All of lore.kernel.org
 help / color / mirror / Atom feed
* [RFC] weird semantics of SG_DXFER_TO_FROM_DEV in BLK_DEV_SKD (drivers/block/skd*)
@ 2016-04-04  3:38 Al Viro
  2016-04-04  6:52 ` Christoph Hellwig
  0 siblings, 1 reply; 9+ messages in thread
From: Al Viro @ 2016-04-04  3:38 UTC (permalink / raw)
  To: Jens Axboe; +Cc: linux-kernel, linux-block

	SG_DXFER_TO_FROM_DEV is weird everywhere, but skd manages to get it
even stranger than usual: copying to/from userland happens in
skd_sg_io_copy_buffer(), which is called twice - once before the actual
talking to device and once after.  The first call either does nothing or
copies from userland, the second one either does nothing or copies to
userland.  So far, so good, but the logics in that sucker deciding whether
to bugger off or not is wrong:
        if (dxfer_dir != sksgio->sg.dxfer_direction) {
                if (dxfer_dir != SG_DXFER_TO_DEV ||
                    sksgio->sg.dxfer_direction != SG_DXFER_TO_FROM_DEV)
                        return 0;
        }

The first call is with dxfer_dir equal to SG_DXFER_TO_DEV, the second -
SG_DXFER_FROM_DEV.  So we get

SG_DXFER_NONE:		nothing		nothing
SG_DXFER_FROM_DEV:	nothing		out
SG_DXFER_TO_DEV:	in		nothing
SG_DXFER_TO_FROM_DEV:	in		nothing

I've no idea if anything is still using SG_DXFER_TO_FROM_DEV, but this
behaviour AFAICS doesn't match that of write() on /dev/sg* (both
in and out are done) or normal SG_IO (either both in and out, in case if it
hits bio_map_user_iov(), or only out if it hits bio_copy_user_iov()).  In
all cases the out part is done.  Here it is skipped.

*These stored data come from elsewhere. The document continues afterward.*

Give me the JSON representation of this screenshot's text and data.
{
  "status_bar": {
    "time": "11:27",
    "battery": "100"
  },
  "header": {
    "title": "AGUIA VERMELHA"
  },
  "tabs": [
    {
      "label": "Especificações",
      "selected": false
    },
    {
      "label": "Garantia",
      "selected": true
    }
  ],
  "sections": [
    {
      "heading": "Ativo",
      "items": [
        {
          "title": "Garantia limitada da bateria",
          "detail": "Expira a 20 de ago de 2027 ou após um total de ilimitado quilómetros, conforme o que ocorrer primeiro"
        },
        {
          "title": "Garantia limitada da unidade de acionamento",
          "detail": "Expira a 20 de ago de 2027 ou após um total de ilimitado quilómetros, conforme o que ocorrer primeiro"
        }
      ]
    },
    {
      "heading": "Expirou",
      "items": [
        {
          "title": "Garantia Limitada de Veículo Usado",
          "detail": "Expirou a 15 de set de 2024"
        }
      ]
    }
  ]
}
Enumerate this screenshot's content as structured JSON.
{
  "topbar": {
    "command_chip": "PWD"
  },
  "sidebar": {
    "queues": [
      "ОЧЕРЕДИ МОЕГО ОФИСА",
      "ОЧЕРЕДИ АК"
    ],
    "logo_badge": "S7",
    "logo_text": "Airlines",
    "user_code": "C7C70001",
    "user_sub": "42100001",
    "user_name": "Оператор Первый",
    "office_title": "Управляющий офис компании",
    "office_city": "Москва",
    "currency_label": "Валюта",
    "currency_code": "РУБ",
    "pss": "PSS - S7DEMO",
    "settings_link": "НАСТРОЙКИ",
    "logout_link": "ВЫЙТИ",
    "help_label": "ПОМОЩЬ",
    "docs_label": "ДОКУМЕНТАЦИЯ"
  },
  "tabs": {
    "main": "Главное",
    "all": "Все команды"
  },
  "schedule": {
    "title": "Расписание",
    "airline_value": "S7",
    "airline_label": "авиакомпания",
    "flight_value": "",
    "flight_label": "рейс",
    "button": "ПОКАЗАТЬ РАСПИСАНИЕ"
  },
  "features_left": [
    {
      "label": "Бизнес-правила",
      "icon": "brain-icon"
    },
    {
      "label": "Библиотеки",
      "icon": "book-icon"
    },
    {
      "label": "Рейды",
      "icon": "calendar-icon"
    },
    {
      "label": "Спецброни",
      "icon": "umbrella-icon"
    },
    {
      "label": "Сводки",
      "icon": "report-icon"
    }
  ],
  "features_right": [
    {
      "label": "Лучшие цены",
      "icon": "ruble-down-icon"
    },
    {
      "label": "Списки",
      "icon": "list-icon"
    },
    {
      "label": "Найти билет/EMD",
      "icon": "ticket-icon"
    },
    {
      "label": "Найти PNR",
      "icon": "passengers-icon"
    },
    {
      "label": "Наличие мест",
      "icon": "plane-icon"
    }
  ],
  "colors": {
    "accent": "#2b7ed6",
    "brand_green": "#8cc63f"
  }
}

Not sure who (if anybody) maintains it these days, but that behaviour looks
wrong...

^ permalink raw reply	[flat|nested] 9+ messages in thread

* Re: [RFC] weird semantics of SG_DXFER_TO_FROM_DEV in BLK_DEV_SKD (drivers/block/skd*)
  2016-04-04  3:38 [RFC] weird semantics of SG_DXFER_TO_FROM_DEV in BLK_DEV_SKD (drivers/block/skd*) Al Viro
@ 2016-04-04  6:52 ` Christoph Hellwig
  2016-04-04 17:16   ` Al Viro
  0 siblings, 1 reply; 9+ messages in thread
From: Christoph Hellwig @ 2016-04-04  6:52 UTC (permalink / raw)
  To: Al Viro; +Cc: Jens Axboe, linux-kernel, linux-block

On Mon, Apr 04, 2016 at 04:38:45AM +0100, Al Viro wrote:
> I've no idea if anything is still using SG_DXFER_TO_FROM_DEV, but this
> behaviour AFAICS doesn't match that of write() on /dev/sg* (both
> in and out are done) or normal SG_IO (either both in and out, in case if it
> hits bio_map_user_iov(), or only out if it hits bio_copy_user_iov()).  In
> all cases the out part is done.  Here it is skipped.
> 
> Not sure who (if anybody) maintains it these days, but that behaviour looks
> wrong...

The right fix is to kill the duplicate SG_IO implementation and use
the block layer one.  The driver actually is a pretty straight SCSI
implementation, so making it a block driver has been a mistake from the
start.  I'll see if I can maybe get hold of hardware for the driver - it
seems pretty much unmaintained unfortunately.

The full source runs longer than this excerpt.